The U.S. Food and Drug Administration is alerting health care providers and patients of a voluntary recall of all lots of sterile products produced and distributed by Clinical Specialties Compounding Pharmacy1 (CSCP) of Augusta, Ga. after preliminary findings raised concerns about a lack of sterility assurance, including reports of five patients who have been diagnosed with serious eye infections associated with use of Avastin (bevacizumab) repackaged into syringes by CSCP.
The Centers for Disease Control and Prevention notified the FDA of these infections, called endophthalmitis, which occurs inside the eyeball. Endophthalmitis after intravitreal injection is a serious complication that can lead to permanent loss of vision. CSCP repackaged the Avastin into individual single-use syringes from manufactured vials labeled as sterile.
CSCP’s sterile products covered under this expanded recall were distributed nationwide between Oct. 19, 2012, and March 19, 2013. Until further notice, health care providers should stop using all sterile products distributed by CSCP and return them to the company.
“A compromised sterile product puts patients at risk for serious infections,” said Janet Woodcock, M.D., director, FDA’s Center for Drug Evaluation and Research. “Health care professionals should ensure that any medicines they administer to patients are obtained from appropriate, reliable sources and are properly administered.”

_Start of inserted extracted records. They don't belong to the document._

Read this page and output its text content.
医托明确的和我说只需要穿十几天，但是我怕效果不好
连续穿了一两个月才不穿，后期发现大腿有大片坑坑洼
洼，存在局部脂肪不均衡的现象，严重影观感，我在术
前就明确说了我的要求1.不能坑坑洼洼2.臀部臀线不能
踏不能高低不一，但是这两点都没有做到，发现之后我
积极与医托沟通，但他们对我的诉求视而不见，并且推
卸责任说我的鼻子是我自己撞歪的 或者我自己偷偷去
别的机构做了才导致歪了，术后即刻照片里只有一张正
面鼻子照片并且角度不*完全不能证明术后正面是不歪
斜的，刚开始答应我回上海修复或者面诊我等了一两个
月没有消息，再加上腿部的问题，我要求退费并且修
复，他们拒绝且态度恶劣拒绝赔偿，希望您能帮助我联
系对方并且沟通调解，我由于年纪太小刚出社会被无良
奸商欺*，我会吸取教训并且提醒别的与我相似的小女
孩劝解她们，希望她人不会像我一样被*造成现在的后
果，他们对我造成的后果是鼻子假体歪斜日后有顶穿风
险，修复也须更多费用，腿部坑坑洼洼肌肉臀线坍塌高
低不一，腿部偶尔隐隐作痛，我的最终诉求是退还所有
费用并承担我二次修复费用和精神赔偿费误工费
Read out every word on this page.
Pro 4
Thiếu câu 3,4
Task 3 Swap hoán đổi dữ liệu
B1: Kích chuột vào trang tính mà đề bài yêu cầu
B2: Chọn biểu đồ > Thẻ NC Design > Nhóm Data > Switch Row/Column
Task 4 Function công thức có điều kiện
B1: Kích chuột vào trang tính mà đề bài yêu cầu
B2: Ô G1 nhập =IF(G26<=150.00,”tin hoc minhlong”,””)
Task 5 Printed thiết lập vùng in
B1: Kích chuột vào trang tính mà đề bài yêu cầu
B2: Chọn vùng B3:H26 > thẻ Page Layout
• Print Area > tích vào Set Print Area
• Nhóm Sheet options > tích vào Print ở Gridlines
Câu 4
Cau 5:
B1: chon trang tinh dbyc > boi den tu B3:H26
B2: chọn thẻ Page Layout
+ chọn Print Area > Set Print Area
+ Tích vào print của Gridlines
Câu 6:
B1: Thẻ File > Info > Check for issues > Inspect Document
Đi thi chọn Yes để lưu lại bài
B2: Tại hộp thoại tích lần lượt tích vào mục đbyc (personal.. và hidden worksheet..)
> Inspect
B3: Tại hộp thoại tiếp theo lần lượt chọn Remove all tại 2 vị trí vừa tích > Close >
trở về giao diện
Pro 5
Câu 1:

The FDA continues to work with the CDC and state health departments to determine the scope of any contamination.
Patients who have received any product distributed by CSCP and have concerns should contact their health care provider. The FDA asks health care professionals and consumers to report any adverse reactions to the FDA’s MedWatch3 program by going online to www.fda.gov/medwatch/report.htm Forms can also be submitted via fax at 1-800-FDA-0178
Health care providers with questions may contact CSCP at 866-880-1915, Monday through Friday, between 10 a.m. and 5 p.m. eastern time.
This is the second recall of all sterile drug products in the last three days. On March 18th the FDA announced by a voluntary nationwide recall of all sterile products produced by Med Prep Consulting Inc. of Tinton Falls, N.J. That recall was announced after health care providers at a hospital in Connecticut observed floating particles, later identified to be a fungus, in five bags of magnesium sulfate intravenous solution.
The magnesium sulfate products may have been distributed to additional facilities in Connecticut, New Jersey, and Pennsylvania. Until further notice, health care providers should stop using all products made by Med Prep Consulting Inc. and return them to the company.
“Giving a patient a contaminated injectable drug could result in a life-threatening infection,” said Janet Woodcock, M.D., director of the FDA’s Center for Drug Evaluation and Research. “We do not have reports of patient infections. However, due to a lack of sterility assurance at the facility and out of an abundance of caution, this recall is necessary to protect patients.”
This investigation is ongoing. The FDA is working with the Centers for Disease Control and Prevention and state officials in New Jersey and Connecticut to determine the scope of the contamination. The level of recall is to the user level, this includes regional hospital pharmacies and related departments, and physician’s office practices. This recall includes all products distributed through March 15, 2013.
In addition to the recall, on March 15, 2013, the New Jersey State Board of Pharmacy entered into an Interim Voluntary Consent Order with Med Prep Consulting Inc. Under the Order, the firm has temporarily halted all production operations, including the processing and shipping of medications.